A third theoretical point: the stripes demonstrate the power of color as a primary encoding. Most of this textbook has argued for position as the strongest encoding (scatter plots, line charts, bar charts) and color as a secondary encoding (hue, saturation, to distinguish categories). The stripes invert this: color is the primary encoding, and position (left-right) only provides the temporal ordering. This inversion is appropriate when the message is about magnitude-per-time-point rather than about rate-of-change — when you want the reader to see "warm vs. cool" directly rather than inferring it from a sloping line.

The inversion has limits. Color as a primary encoding works for discrete temporal buckets (one stripe per year) but not for continuous data. It works for a single variable but not for multi-variable comparisons. And it relies on the reader's ability to perceive color accurately, which fails for colorblind viewers (Hawkins's palette uses blue-red, which some colorblind individuals cannot distinguish — an ongoing concern that has led to alternative versions in colorblind-friendly palettes).

For most scientific and business contexts, position-based charts remain the better choice. But the warming stripes are a reminder that the "standard" chart design is not the only option, and in specific communicative contexts, an unconventional choice can outperform every conventional one.


Discussion Questions

  1. On minimalism. The stripes remove axes, labels, and legends — all of the things Chapter 7 argued were essential for self-explanatory charts. How do the stripes get away with this? Is the lesson "labels don't matter" or something more nuanced?

  2. On the virality formula. The stripes went viral in a way that most climate visualizations do not. Is there a repeatable formula for viral visualization, or was this lightning in a bottle?

  3. On scientific rigor. The stripes show the pattern but hide uncertainty, causation, and method. A climate skeptic could reasonably argue that the stripes are propagandistic — they bypass scientific discussion by refusing to engage with it. Is this a legitimate critique?

  4. On audience-matching. The chapter argues that design should match the audience and context. Does this justify using the stripes in every context, or are there cases where they would be inappropriate?

  5. On generalization. The stripes format has been adopted for many variables (CO2, inequality, democracy). Are these effective, or are they riding the coattails of the warming stripes without earning the viral moment?
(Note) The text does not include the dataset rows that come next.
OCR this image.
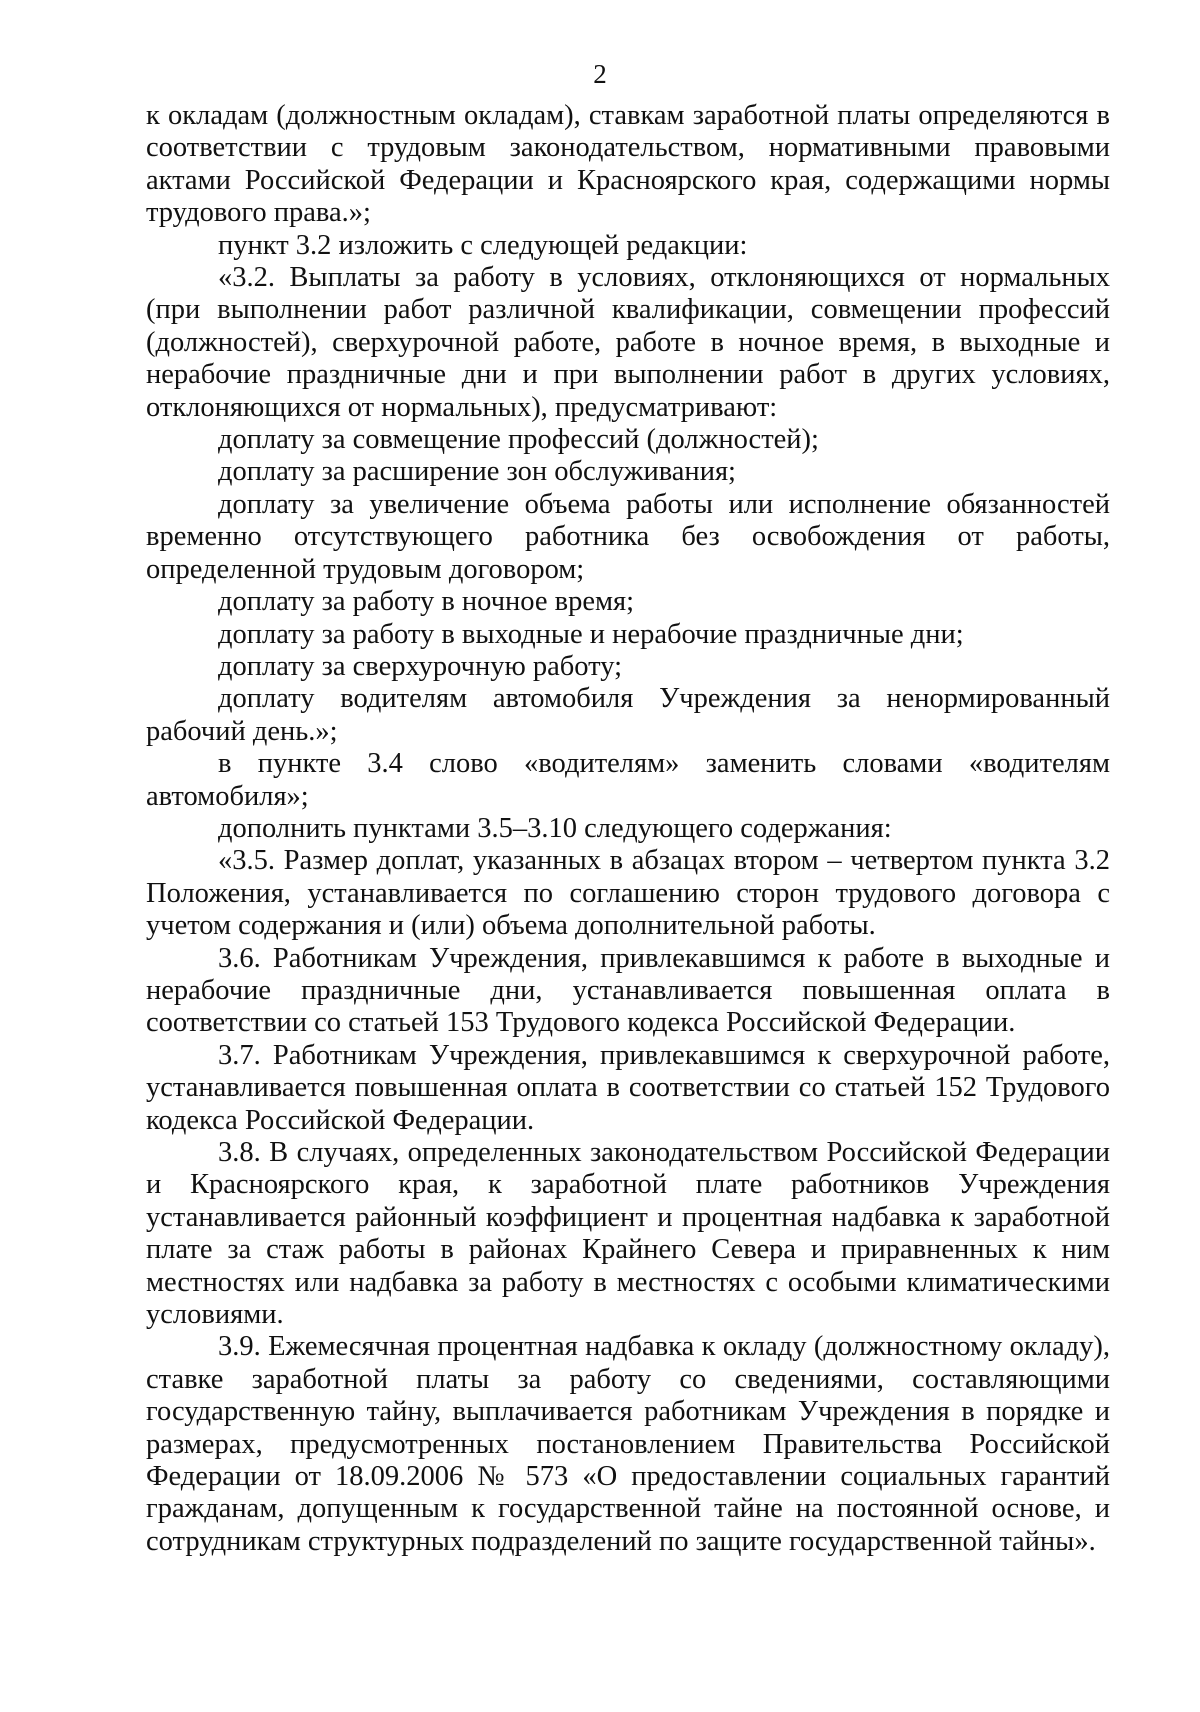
2

к окладам (должностным окладам), ставкам заработной платы определяются в соответствии с трудовым законодательством, нормативными правовыми актами Российской Федерации и Красноярского края, содержащими нормы трудового права.»;

пункт 3.2 изложить с следующей редакции:

«3.2. Выплаты за работу в условиях, отклоняющихся от нормальных (при выполнении работ различной квалификации, совмещении профессий (должностей), сверхурочной работе, работе в ночное время, в выходные и нерабочие праздничные дни и при выполнении работ в других условиях, отклоняющихся от нормальных), предусматривают:

доплату за совмещение профессий (должностей);

доплату за расширение зон обслуживания;

доплату за увеличение объема работы или исполнение обязанностей временно отсутствующего работника без освобождения от работы, определенной трудовым договором;

доплату за работу в ночное время;

доплату за работу в выходные и нерабочие праздничные дни;

доплату за сверхурочную работу;

доплату водителям автомобиля Учреждения за ненормированный рабочий день.»;

в пункте 3.4 слово «водителям» заменить словами «водителям автомобиля»;

дополнить пунктами 3.5–3.10 следующего содержания:

«3.5. Размер доплат, указанных в абзацах втором – четвертом пункта 3.2 Положения, устанавливается по соглашению сторон трудового договора с учетом содержания и (или) объема дополнительной работы.

3.6. Работникам Учреждения, привлекавшимся к работе в выходные и нерабочие праздничные дни, устанавливается повышенная оплата в соответствии со статьей 153 Трудового кодекса Российской Федерации.

3.7. Работникам Учреждения, привлекавшимся к сверхурочной работе, устанавливается повышенная оплата в соответствии со статьей 152 Трудового кодекса Российской Федерации.

3.8. В случаях, определенных законодательством Российской Федерации и Красноярского края, к заработной плате работников Учреждения устанавливается районный коэффициент и процентная надбавка к заработной плате за стаж работы в районах Крайнего Севера и приравненных к ним местностях или надбавка за работу в местностях с особыми климатическими условиями.

3.9. Ежемесячная процентная надбавка к окладу (должностному окладу), ставке заработной платы за работу со сведениями, составляющими государственную тайну, выплачивается работникам Учреждения в порядке и размерах, предусмотренных постановлением Правительства Российской Федерации от 18.09.2006 № 573 «О предоставлении социальных гарантий гражданам, допущенным к государственной тайне на постоянной основе, и сотрудникам структурных подразделений по защите государственной тайны».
  6. On your own use. The next time you have long-term data and a general audience, would you consider stripes? What specific conditions would make them right or wrong?


Ed Hawkins's warming stripes are one of the most successful science visualizations of the 21st century. They show that a radically minimalist chart, when matched to its audience and context, can communicate more effectively than any conventional alternative. When you build time series visualizations, remember that the default — line chart with axes and labels — is not the only option. Sometimes the right answer is to remove everything except the data-ink and let the color do the talking. The stripes are the proof of concept.